Der Stammbaum ist ein bereits im 18. Jahrhundert bei bürgerlichen Familien beliebtes genealogisches Diagramm, das bis heute seine Anziehungskraft nicht verloren hat.

Unten steht das Ahnenpaar, davon ausgehend wächst der Stamm empor, verästelt sich allmählich in den nachkommenden Generationen und vermittelt so das Bild einer blühenden Familiengeschichte.

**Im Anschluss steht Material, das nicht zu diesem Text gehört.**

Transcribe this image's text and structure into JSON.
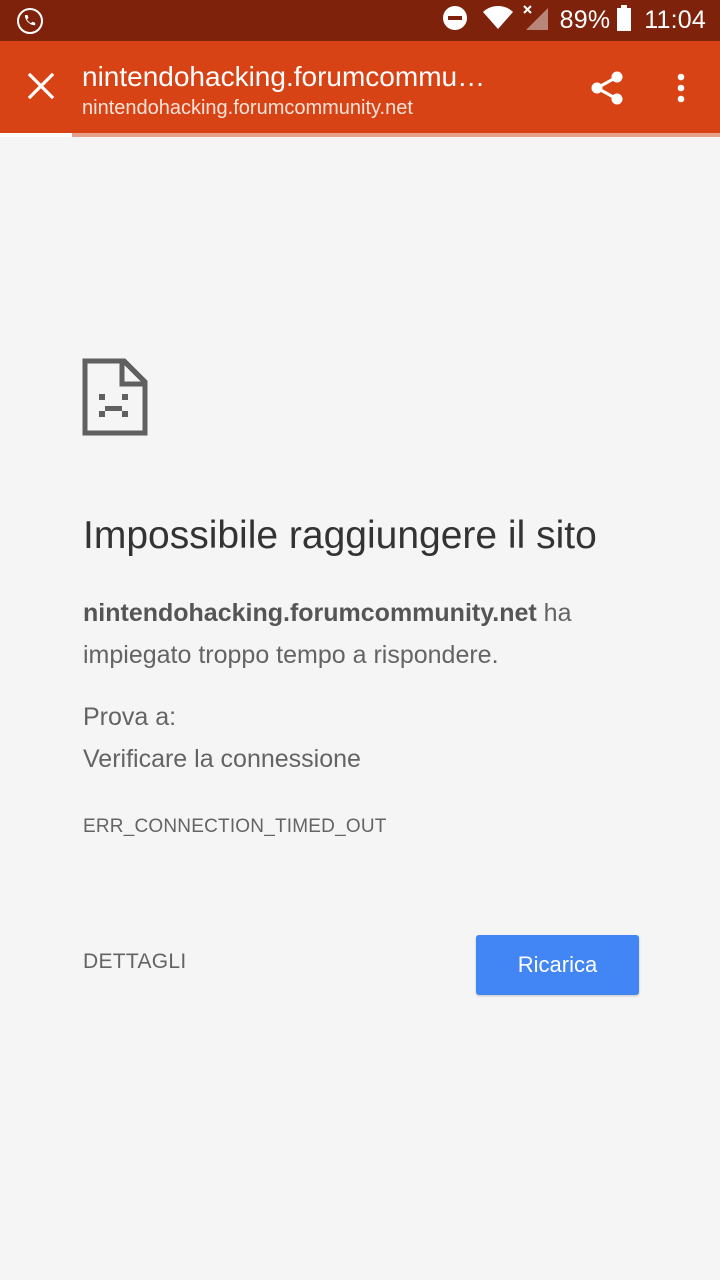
{
  "status_bar": {
    "left_icon": "phone-call-icon",
    "icons": [
      "do-not-disturb-icon",
      "wifi-icon",
      "no-signal-icon",
      "battery-icon"
    ],
    "battery": "89%",
    "time": "11:04"
  },
  "toolbar": {
    "close_icon": "close-icon",
    "title": "nintendohacking.forumcommunity.net",
    "url": "nintendohacking.forumcommunity.net",
    "share_icon": "share-icon",
    "menu_icon": "more-vert-icon",
    "colors": {
      "background": "#d84315",
      "status_bar": "#7e220b"
    }
  },
  "page_load_progress": 0.1,
  "error_page": {
    "icon": "sad-page-icon",
    "title": "Impossibile raggiungere il sito",
    "domain": "nintendohacking.forumcommunity.net",
    "message_suffix": " ha impiegato troppo tempo a rispondere.",
    "suggestions_heading": "Prova a:",
    "suggestions": [
      "Verificare la connessione"
    ],
    "error_code": "ERR_CONNECTION_TIMED_OUT",
    "details_label": "DETTAGLI",
    "reload_label": "Ricarica",
    "reload_color": "#4285f4"
  }
}
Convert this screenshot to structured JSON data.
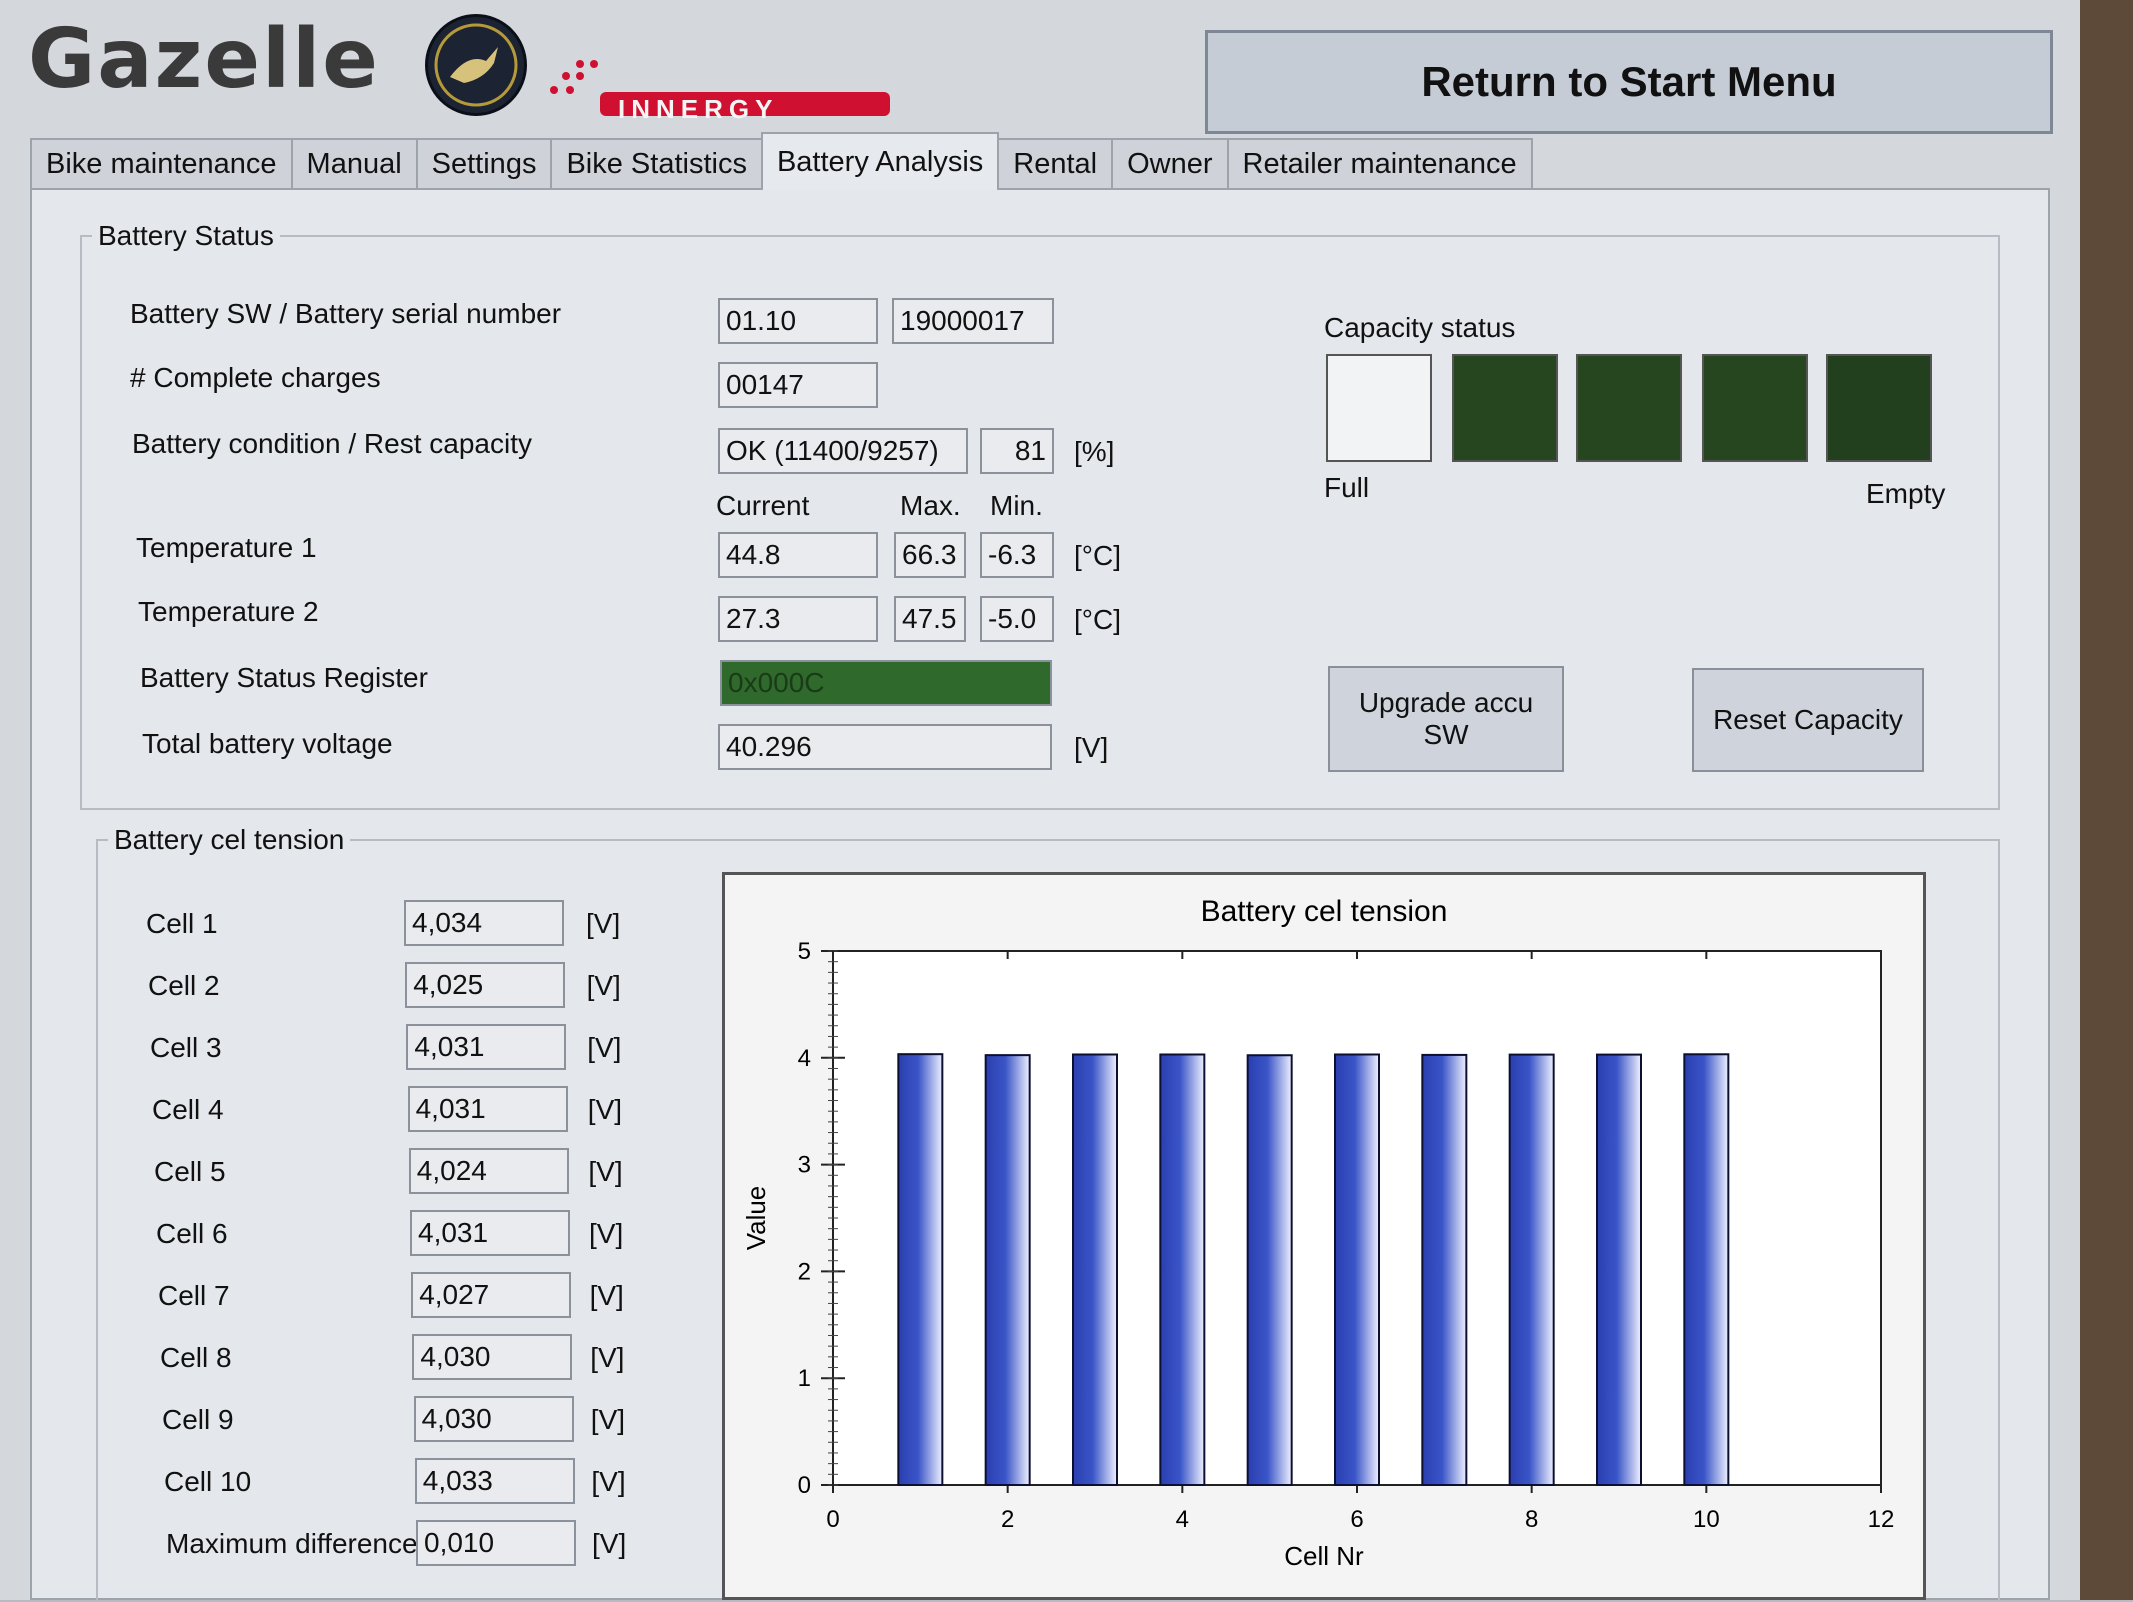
{
  "header": {
    "logo_text": "Gazelle",
    "brand_sub": "innergy",
    "return_button": "Return to Start Menu"
  },
  "tabs": [
    {
      "label": "Bike maintenance",
      "active": false
    },
    {
      "label": "Manual",
      "active": false
    },
    {
      "label": "Settings",
      "active": false
    },
    {
      "label": "Bike Statistics",
      "active": false
    },
    {
      "label": "Battery Analysis",
      "active": true
    },
    {
      "label": "Rental",
      "active": false
    },
    {
      "label": "Owner",
      "active": false
    },
    {
      "label": "Retailer maintenance",
      "active": false
    }
  ],
  "battery_status": {
    "legend": "Battery Status",
    "sw_serial_label": "Battery SW / Battery serial number",
    "sw_value": "01.10",
    "serial_value": "19000017",
    "charges_label": "# Complete charges",
    "charges_value": "00147",
    "condition_label": "Battery condition / Rest capacity",
    "condition_value": "OK (11400/9257)",
    "rest_capacity_value": "81",
    "percent_unit": "[%]",
    "col_current": "Current",
    "col_max": "Max.",
    "col_min": "Min.",
    "temp1_label": "Temperature 1",
    "temp1_current": "44.8",
    "temp1_max": "66.3",
    "temp1_min": "-6.3",
    "temp2_label": "Temperature 2",
    "temp2_current": "27.3",
    "temp2_max": "47.5",
    "temp2_min": "-5.0",
    "celsius_unit": "[°C]",
    "register_label": "Battery Status Register",
    "register_value": "0x000C",
    "register_color": "#2f6a2c",
    "voltage_label": "Total battery voltage",
    "voltage_value": "40.296",
    "volt_unit": "[V]"
  },
  "capacity": {
    "title": "Capacity status",
    "full_label": "Full",
    "empty_label": "Empty",
    "boxes": [
      {
        "color": "#f2f3f5"
      },
      {
        "color": "#26461f"
      },
      {
        "color": "#26461f"
      },
      {
        "color": "#26461f"
      },
      {
        "color": "#22401d"
      }
    ]
  },
  "buttons": {
    "upgrade": "Upgrade accu SW",
    "reset": "Reset Capacity"
  },
  "cells": {
    "legend": "Battery cel tension",
    "unit": "[V]",
    "items": [
      {
        "label": "Cell 1",
        "value": "4,034"
      },
      {
        "label": "Cell 2",
        "value": "4,025"
      },
      {
        "label": "Cell 3",
        "value": "4,031"
      },
      {
        "label": "Cell 4",
        "value": "4,031"
      },
      {
        "label": "Cell 5",
        "value": "4,024"
      },
      {
        "label": "Cell 6",
        "value": "4,031"
      },
      {
        "label": "Cell 7",
        "value": "4,027"
      },
      {
        "label": "Cell 8",
        "value": "4,030"
      },
      {
        "label": "Cell 9",
        "value": "4,030"
      },
      {
        "label": "Cell 10",
        "value": "4,033"
      }
    ],
    "max_diff_label": "Maximum difference",
    "max_diff_value": "0,010"
  },
  "chart_data": {
    "type": "bar",
    "title": "Battery cel tension",
    "xlabel": "Cell Nr",
    "ylabel": "Value",
    "x": [
      1,
      2,
      3,
      4,
      5,
      6,
      7,
      8,
      9,
      10
    ],
    "values": [
      4.034,
      4.025,
      4.031,
      4.031,
      4.024,
      4.031,
      4.027,
      4.03,
      4.03,
      4.033
    ],
    "xlim": [
      0,
      12
    ],
    "ylim": [
      0,
      5
    ],
    "x_ticks": [
      0,
      2,
      4,
      6,
      8,
      10,
      12
    ],
    "y_ticks": [
      0,
      1,
      2,
      3,
      4,
      5
    ],
    "grid": false,
    "legend": "none",
    "bar_color": "#3a55c8"
  }
}
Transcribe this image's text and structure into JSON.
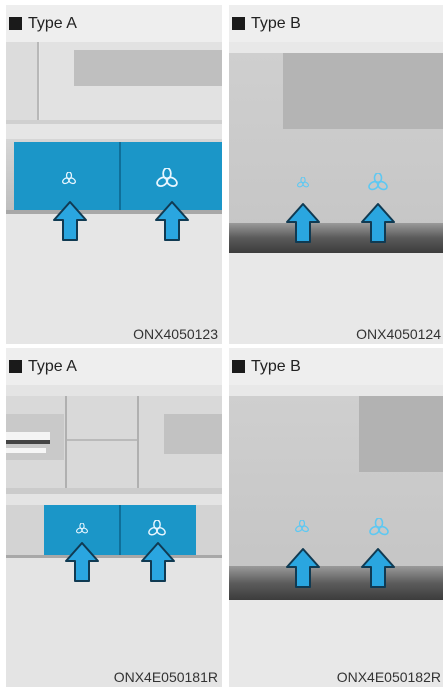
{
  "panels": [
    {
      "title": "Type A",
      "code": "ONX4050123"
    },
    {
      "title": "Type B",
      "code": "ONX4050124"
    },
    {
      "title": "Type A",
      "code": "ONX4E050181R"
    },
    {
      "title": "Type B",
      "code": "ONX4E050182R"
    }
  ],
  "icons": {
    "fan_low": "fan-low-icon",
    "fan_high": "fan-high-icon",
    "arrow": "up-arrow-icon"
  },
  "colors": {
    "button_blue": "#1b96c8",
    "arrow_blue": "#2aa6e0",
    "panel_grey": "#e9e9e9"
  }
}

Stammbäume erwecken den Anschein, eine Familie lasse sich als klar strukturiertes Beziehungsgeflecht darstellen – sei dies in Form naturalistischer, baumähnlicher oder eher abstrakter Diagramme. Allerdings zeigt jeder Stammbaum nur eine von vielen möglichen Familienkonstellationen, wobei er das Verwandtsein nicht einfach abbildet, sondern aktiv herstellt.

Der Stammbaum der Familie Merian wächst auf einem Hügel über der Stadt Basel und illustriert die Verankerung der Familie in der Region.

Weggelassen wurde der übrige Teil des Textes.